Mr. Homyak said the remodeling occurred about two years ago. At the time, he said, Mrs. Leight did not make a specific request for a bullet-resistant barrier to be installed.
"I think that she accepted the response rather than going a step further and being more adamant in demonstrating her desire to have one installed," Mr. Homyak said Monday.
During Mrs. Leight's time as a receptionist at Western Psych, she handled a variety of weapons given to her by people entering the facility, including machetes, hatchets, knives and a gun, according to Mr. Homyak.
"They would hand them to her and she would check them behind the desk until the person left," he said.
UPMC spokesman Paul Wood disputed Mr. Homyak's timing of a Western Psych lobby renovation and said the "last remodeling of the reception area took place in 1997."
In response to questions about the renovation and the conversation Mrs. Leight claims to have had about security, Mr. Wood said:
"UPMC can't and won't comment on a conversation Ms. Leight allegedly had with an 'unknown person' whom she believed was present during an unspecified renovation project at WPIC [Western Psych].
"UPMC takes the safety of its employees very seriously and tries to protect them from reasonably foreseeable harm. Unfortunately John Shick's attack upon the lobby of WPIC, a building he apparently had never entered before, was not reasonably foreseeable."
Mr. Homyak's filing is part of an ongoing lawsuit by Mrs. Leight and her husband, John. Although the Leights are suing Shick's estate, Mr. Homyak last month subpoenaed information from UPMC, of which Western Psych is a part.
UPMC is trying to quash the subpoena, and its attorneys dismissed Mr. Homyak's efforts as a fishing expedition. Both sides argued their points Friday before Allegheny County Common Pleas Senior Judge R. Stanton Wettick Jr.
Through his subpoena, Mr. Homyak is trying to determine who else might be potentially legally liable for his client's injuries.
One of his goals is to determine exactly who Mrs. Leight worked for, which legal entity actually occupies the Western Psych facility and which UPMC entities contracted for lobby remodeling.
"... Plaintiffs have no way of knowing the identities of those outside entities, or what their responsibilities were in terms of design of the project(s), including who was responsible for determining to not include a [bullet-resistant barrier] for the receptionist, or a metal detector for the entrance," the filing says.
It is crucial for Mr. Homyak to identify the exact arm of UPMC that was Mrs. Leight's employer as well as the legal entity that occupies the Western Psych facility and would have been obliged to take appropriate steps to safeguard employees.

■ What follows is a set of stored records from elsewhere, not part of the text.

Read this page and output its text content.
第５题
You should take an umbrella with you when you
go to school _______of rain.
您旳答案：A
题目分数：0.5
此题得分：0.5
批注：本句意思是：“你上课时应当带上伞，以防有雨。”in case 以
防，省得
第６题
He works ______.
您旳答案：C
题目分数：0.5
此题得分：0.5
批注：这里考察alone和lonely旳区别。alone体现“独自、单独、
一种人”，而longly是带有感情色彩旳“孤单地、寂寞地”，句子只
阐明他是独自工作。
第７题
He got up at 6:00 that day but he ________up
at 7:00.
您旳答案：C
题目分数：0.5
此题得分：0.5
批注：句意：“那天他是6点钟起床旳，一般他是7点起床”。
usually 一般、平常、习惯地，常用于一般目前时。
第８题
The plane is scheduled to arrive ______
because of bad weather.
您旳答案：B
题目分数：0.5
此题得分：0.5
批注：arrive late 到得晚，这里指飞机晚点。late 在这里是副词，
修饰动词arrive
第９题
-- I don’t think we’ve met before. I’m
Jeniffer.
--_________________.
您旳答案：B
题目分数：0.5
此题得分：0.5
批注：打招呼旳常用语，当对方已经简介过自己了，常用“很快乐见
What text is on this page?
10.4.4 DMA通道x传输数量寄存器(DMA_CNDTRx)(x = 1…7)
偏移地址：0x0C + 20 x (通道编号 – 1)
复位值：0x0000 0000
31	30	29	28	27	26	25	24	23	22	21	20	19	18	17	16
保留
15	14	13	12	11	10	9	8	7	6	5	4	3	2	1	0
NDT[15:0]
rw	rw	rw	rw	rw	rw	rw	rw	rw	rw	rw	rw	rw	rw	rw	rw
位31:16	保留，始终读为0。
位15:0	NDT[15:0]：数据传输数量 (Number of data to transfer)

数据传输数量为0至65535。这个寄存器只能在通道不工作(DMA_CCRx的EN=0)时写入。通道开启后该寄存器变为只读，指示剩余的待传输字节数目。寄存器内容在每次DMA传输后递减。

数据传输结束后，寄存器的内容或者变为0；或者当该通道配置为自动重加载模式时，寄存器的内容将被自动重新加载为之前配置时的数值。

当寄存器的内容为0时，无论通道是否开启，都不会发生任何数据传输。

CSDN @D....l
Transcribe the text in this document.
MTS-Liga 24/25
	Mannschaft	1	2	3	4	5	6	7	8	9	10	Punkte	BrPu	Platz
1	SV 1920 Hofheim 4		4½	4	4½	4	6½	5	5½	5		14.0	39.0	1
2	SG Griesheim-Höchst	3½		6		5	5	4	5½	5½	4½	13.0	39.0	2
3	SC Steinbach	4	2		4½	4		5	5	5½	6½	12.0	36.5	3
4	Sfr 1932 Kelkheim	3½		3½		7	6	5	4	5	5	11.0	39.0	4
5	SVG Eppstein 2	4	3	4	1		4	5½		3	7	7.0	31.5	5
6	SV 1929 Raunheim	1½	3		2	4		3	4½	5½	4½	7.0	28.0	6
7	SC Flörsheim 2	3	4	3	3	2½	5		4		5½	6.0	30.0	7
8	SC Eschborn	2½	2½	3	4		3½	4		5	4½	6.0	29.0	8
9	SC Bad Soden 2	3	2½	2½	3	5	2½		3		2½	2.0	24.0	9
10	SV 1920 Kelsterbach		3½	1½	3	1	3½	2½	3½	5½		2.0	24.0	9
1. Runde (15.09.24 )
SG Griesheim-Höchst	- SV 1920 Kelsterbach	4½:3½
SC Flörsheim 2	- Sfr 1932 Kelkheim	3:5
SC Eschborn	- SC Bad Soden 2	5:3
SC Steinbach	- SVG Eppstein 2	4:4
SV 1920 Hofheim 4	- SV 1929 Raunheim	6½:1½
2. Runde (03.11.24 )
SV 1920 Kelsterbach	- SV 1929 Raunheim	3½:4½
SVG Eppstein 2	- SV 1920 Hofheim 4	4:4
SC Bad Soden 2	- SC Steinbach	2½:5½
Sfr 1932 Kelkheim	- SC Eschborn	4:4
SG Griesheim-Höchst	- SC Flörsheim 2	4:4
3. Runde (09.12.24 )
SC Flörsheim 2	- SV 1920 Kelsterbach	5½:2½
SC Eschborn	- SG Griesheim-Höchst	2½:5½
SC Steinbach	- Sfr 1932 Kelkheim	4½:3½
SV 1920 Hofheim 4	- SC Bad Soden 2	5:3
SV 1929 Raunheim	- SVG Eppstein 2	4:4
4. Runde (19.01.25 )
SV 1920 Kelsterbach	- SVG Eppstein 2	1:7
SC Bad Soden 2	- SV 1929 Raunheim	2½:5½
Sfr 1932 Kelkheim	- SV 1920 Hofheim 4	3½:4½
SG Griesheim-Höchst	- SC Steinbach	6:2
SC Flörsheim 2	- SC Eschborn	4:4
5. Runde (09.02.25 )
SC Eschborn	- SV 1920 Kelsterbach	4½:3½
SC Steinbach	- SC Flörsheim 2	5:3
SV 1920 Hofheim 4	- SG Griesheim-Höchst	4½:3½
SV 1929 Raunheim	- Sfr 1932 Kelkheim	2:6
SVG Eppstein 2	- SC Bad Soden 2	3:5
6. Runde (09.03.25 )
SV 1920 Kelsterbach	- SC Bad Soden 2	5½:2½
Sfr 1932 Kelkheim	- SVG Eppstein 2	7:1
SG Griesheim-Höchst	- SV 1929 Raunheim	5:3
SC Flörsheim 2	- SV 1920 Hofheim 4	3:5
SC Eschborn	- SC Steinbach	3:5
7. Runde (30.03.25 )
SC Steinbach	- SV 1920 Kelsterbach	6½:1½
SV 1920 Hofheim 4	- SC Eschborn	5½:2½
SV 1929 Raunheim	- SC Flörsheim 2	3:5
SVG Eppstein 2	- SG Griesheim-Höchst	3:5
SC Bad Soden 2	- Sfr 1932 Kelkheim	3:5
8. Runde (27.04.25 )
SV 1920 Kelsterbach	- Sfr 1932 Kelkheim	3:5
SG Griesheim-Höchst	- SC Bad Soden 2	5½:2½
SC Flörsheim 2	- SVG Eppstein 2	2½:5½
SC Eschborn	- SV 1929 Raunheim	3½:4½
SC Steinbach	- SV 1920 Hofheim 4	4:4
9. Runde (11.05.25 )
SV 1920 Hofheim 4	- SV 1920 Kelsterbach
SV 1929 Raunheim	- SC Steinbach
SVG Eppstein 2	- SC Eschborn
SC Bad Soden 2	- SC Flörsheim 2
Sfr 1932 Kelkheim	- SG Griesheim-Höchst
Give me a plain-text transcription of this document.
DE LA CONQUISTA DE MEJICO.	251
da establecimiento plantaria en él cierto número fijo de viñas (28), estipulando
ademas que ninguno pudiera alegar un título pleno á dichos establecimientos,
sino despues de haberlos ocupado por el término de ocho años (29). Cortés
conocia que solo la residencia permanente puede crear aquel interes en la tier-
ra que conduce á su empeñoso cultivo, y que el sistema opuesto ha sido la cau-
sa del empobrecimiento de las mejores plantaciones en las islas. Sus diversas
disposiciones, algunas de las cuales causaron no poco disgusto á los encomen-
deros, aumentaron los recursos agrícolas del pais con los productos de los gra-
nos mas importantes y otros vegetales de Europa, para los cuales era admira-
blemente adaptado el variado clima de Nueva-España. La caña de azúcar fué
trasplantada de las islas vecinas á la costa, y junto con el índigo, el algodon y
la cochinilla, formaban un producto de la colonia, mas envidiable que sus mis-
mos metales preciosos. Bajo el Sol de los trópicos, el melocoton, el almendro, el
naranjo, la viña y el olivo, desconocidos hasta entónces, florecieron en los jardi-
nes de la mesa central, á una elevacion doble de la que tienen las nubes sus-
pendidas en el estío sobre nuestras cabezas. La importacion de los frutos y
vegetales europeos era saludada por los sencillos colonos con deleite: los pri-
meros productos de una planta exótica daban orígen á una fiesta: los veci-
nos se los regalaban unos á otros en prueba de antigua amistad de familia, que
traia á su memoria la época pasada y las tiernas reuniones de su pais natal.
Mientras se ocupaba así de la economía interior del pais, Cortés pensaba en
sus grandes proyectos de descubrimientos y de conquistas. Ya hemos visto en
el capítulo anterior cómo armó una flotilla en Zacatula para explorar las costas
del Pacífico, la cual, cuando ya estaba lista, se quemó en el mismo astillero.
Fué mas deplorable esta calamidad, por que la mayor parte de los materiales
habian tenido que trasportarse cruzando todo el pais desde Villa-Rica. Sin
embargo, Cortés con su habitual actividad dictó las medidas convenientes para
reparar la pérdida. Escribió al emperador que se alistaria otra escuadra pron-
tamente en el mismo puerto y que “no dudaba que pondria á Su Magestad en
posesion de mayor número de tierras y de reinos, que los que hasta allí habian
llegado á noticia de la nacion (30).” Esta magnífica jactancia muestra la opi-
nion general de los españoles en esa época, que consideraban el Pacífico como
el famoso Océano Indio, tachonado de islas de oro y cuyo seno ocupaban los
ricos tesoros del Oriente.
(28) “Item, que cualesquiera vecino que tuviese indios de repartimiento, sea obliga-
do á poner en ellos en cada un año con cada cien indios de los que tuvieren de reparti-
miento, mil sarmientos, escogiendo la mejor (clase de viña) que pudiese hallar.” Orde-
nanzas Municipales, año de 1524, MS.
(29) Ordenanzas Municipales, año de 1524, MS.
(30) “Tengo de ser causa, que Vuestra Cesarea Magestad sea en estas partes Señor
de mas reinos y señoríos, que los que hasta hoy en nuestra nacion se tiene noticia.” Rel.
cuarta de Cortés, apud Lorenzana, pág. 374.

Under state law, there are few instances in which a worker can sue an employer for on-the-job injuries because workers' compensation already covers medical bills and partial lost wages, precluding litigation.
In certain circumstances, however, employees are permitted to file personal injury suits against their employers. Such suits allow for consideration of pain and suffering in any payout.
Mrs. Leight, 65, of Shaler still has medical problems and is facing more surgery because of a complication from the shooting.
Mr. Homyak is seeking to learn exactly who Mrs. Leight's employer was in order to determine whether that entity had workers' compensation insurance on the day of the shooting or a state permit allowing it to be self-insured.
If neither provision holds true, Mr. Homyak said, an employer can be sued.
Figuring out the identity of Mrs. Leight's employer is not as easy as it might sound.
"UPMC has created a labyrinthine maze of legal entities to conduct its far-flung, multi-national, multi-billion dollar operations, with constantly evolving corporate structures and changing names," Mr. Homyak wrote.
"This court has on many occasions granted motions to correct the name of UPMC defendants as the result of UPMC's practice in that regard, despite the best efforts of opposing counsel to check public corporate record filings in order to determine the true name of the entity attempting to be sued."